In the novel Hard Times, Mr James Harthouse, a
Lucifer-figure in the languid guise of a swell, invites Tom (his quarry) up to his
rooms, to begin the course of moral seduction, and to continue the process of
depravation so well-begun by the young man’s narrowly nominalist pedagogic
antecedents. He offers him a
smoke, and then
a cooling drink adapted to the
weather, but not so weak as cool.
Which is to say:
a stiff one.
This sentence is a gem of compression, and a wonder of
indirection. Even knowing its
implicated meaning, you are not quite certain how the trick was done. And here, moreover -- and what
lifts this effect above the level of mere elegance -- the semantico-syntax
perfectly mirrors the method of the Devil when first he approaches his prey
(and before you have signed your soul away in blood): smooth, suave, but always just a bit óff in ways you can’t quite put your finger
on.
I attempted such effects myself, with increasing brazenness,
in a series of detective stories (I Don’t Do Divorce Cases and
subsequent productions), in which the client who shows up at the detective’s
door has been effectively sent by
the Devil, and who is later, ever more clearly, the Devil himself.
~
However, I am no credentialed theologian, but only an LPL (Licensed Practical Linguist), and so
must leave off such speculations and return, like some reverse Cincinnatus, to
my own field, and attend to the furrow which is mine to plow: to wit, the linguistics of the thing.
This “not so weak as cool” is an example of one type of qualitative comparison: rather than
assessing two items quantitatively along a single dimension (as, “John is
taller than Bill”), it assesses a single item in two contrasting dimensions,
as:
longer than it is wide
more sinned-against than sinning
more clever than scrupulous
more clever than scrupulous
The more usual syntax in a case like ours, is “not so much X as Y”, but the abbreviated
version may occasionally be found in writing that strives for elegance:
Van Dine, The Bishop Murder Case (1928):
"`Did you find [it] difficult?' -- `Not so difficult as tricky.'" (i.e., not so much...)
"`Did you find [it] difficult?' -- `Not so difficult as tricky.'" (i.e., not so much...)
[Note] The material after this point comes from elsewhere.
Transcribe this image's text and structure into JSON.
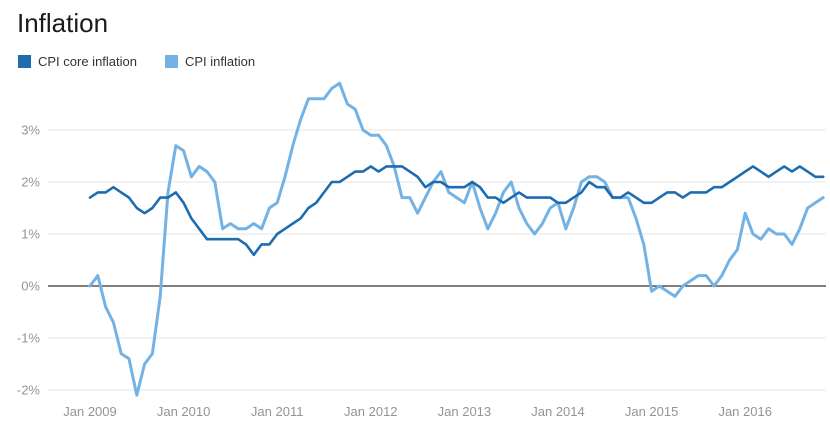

However, our two examples differ in the details of their
semantics. In the Van Dine
quotation, it really means: “I
wouldn’t really describe it with your word difficult; the word tricky, while semantically related, better meets the case”. That is to say, we are still in a sense moving in a
single dimension of assessment (albeit one qualitatively rather than
quantitatively graded), and are groping for the mot juste. In the Dickens mot, by contrast, there are genuinely two distinct dimensions of
assessment -- the temperature vs. the alcoholic strength of the drink -- and
both designations are juste; the relative placement along these
separate scales is indicated by the comparison. The Dickensian case really does differ from the Van Dinean,
and this is reflected in its syntactic possibilities: the Van Dine example could equally well have been phrased “not
so much `difficult’ as ‘tricky’ ”, whereas the one from Dickens could not be
similarly rephrased -- “not so much ‘weak’ as ‘cool’”, which does mean
something but means something quite different.